While the article explains further research is needed, they distinctly state that, "Accent mirroring in individuals with ADHD often manifests as an unconscious mimicry of accents in social situations. This can range from subtle shifts in pronunciation to more noticeable changes in intonation and speech rhythm. For example, a person with ADHD might find themselves unconsciously adopting a Southern drawl when conversing with someone from Texas, even if they’ve never lived in the South themselves."
People are having their say online. On the subreddit r/ADHDWomen, a thread began: "Taking on accents is an ADHD thing?" The OP shares, "My whole life, I've picked up accents. I, myself, never noticed, but everyone around me would be like, 'Why are you talking like that??' It could be after I watched a show or movie with an accent or after I've traveled somewhere with a different accent than my 'normal.'
They continue, "Apparently, I pick it up fast, but it fades out slowly. Today... I'm scrolling Instagram, I watch a reel from a comedian couple (Darcy and Jeremy. IYKYK) about how Darcy (ADHD) picks up accents everywhere they go. It's called ADHD Mirroring??? And it's another way of masking."
(The OP is referring to Darcy Michaels and his husband Jeremy Baer, who are both touring comedians based in Canada.)
Hundreds of people on the Reddit thread alone seem to relate. One comments, "Omfg I've done this my whole life; I'll even pick up on the pauses/spaces when I'm talking to someone who is ESL—but English is my first language lol."
Sometimes, it can be a real issue for those around the chameleon. "I accidentally mimicked a waitress's weird laugh one time. As soon as she was out of earshot, my family started to reprimand me, but I was already like 'oh my god I don’t know why I did that, I feel so bad.'"

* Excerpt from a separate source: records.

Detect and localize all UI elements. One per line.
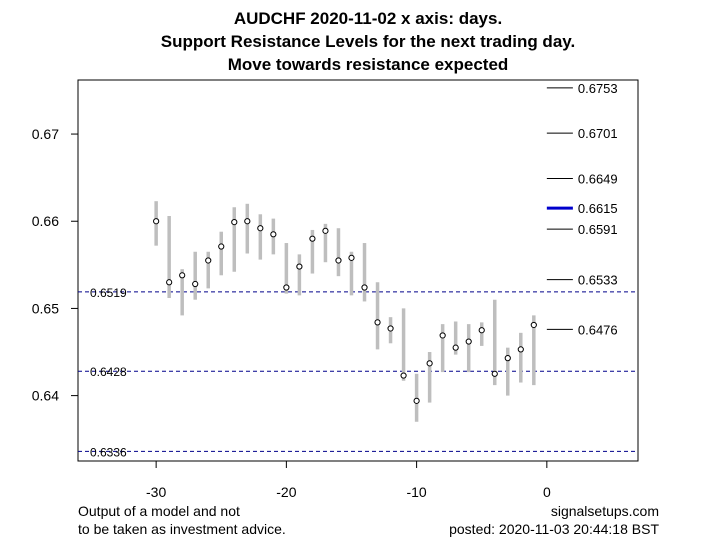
close-point xyxy=(439,332,446,339)
close-point xyxy=(452,344,459,351)
close-point xyxy=(322,227,329,234)
level-label: 0.6533 xyxy=(578,273,618,288)
close-point xyxy=(218,243,225,250)
close-point xyxy=(348,254,355,261)
title-line-2: Support Resistance Levels for the next t… xyxy=(161,32,575,51)
close-point xyxy=(504,355,511,362)
close-point xyxy=(426,360,433,367)
close-point xyxy=(309,235,316,242)
level-label: 0.6753 xyxy=(578,81,618,96)
level-label: 0.6649 xyxy=(578,172,618,187)
level-label: 0.6476 xyxy=(578,322,618,337)
close-point xyxy=(413,397,420,404)
x-tick-label: -10 xyxy=(406,484,426,500)
support-line-label: 0.6336 xyxy=(90,445,127,459)
y-tick-label: 0.65 xyxy=(32,300,59,316)
close-point xyxy=(465,338,472,345)
close-point xyxy=(491,370,498,377)
close-point xyxy=(179,272,186,279)
close-point xyxy=(400,372,407,379)
axes: -30 -20 -10 0 0.64 0.65 0.66 0.67 xyxy=(32,126,551,500)
resistance-levels: 0.6753 0.6701 0.6649 0.6615 0.6591 0.6533 0.64… xyxy=(546,81,618,337)
close-point xyxy=(335,257,342,264)
close-point xyxy=(205,257,212,264)
support-lines: 0.6519 0.6428 0.6336 xyxy=(78,286,638,459)
close-point xyxy=(244,218,251,225)
close-point xyxy=(478,327,485,334)
close-point xyxy=(361,284,368,291)
x-tick-label: -30 xyxy=(146,484,166,500)
close-point xyxy=(257,225,264,232)
source-info: signalsetups.com posted: 2020-11-03 20:4… xyxy=(449,502,659,538)
close-point xyxy=(517,346,524,353)
level-label: 0.6615 xyxy=(578,201,618,216)
support-line-label: 0.6519 xyxy=(90,286,127,300)
close-point xyxy=(231,219,238,226)
range-bars xyxy=(153,201,537,422)
close-point xyxy=(296,263,303,270)
close-point xyxy=(530,321,537,329)
posted-timestamp: posted: 2020-11-03 20:44:18 BST xyxy=(449,521,659,537)
chart-title: AUDCHF 2020-11-02 x axis: days. Support … xyxy=(161,9,575,74)
level-label: 0.6591 xyxy=(578,222,618,237)
plot-frame xyxy=(77,79,639,462)
close-point xyxy=(283,284,290,291)
source-site: signalsetups.com xyxy=(550,503,659,519)
x-tick-label: 0 xyxy=(543,484,551,500)
y-tick-label: 0.64 xyxy=(32,388,59,404)
y-tick-label: 0.67 xyxy=(32,126,59,142)
title-line-1: AUDCHF 2020-11-02 x axis: days. xyxy=(234,9,502,28)
close-point xyxy=(192,280,199,288)
close-point xyxy=(374,319,381,326)
x-tick-label: -20 xyxy=(276,484,296,500)
close-point xyxy=(153,218,160,225)
close-point xyxy=(166,279,173,286)
title-line-3: Move towards resistance expected xyxy=(228,55,509,74)
disclaimer-line-1: Output of a model and not xyxy=(78,503,240,519)
level-label: 0.6701 xyxy=(578,126,618,141)
close-point xyxy=(387,325,394,332)
disclaimer: Output of a model and not to be taken as… xyxy=(78,502,286,538)
support-line-label: 0.6428 xyxy=(90,365,127,379)
disclaimer-line-2: to be taken as investment advice. xyxy=(78,521,286,537)
close-point xyxy=(270,231,277,238)
y-tick-label: 0.66 xyxy=(32,213,59,229)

Many commenters on TikTok were shocked to find out this can be a sign of ADHD. One jokes, "Omg, yes, at a store the cashier was talking to me and she was French. She's like 'Oh are you French too? No, I'm not lol. I'm very east coast Canada."
And some people just embrace it and make it work for them. "I mirror their words or phrase! I’m 30. I realized I start calling everyone sweetie cause my manager does & I work at coffee shop."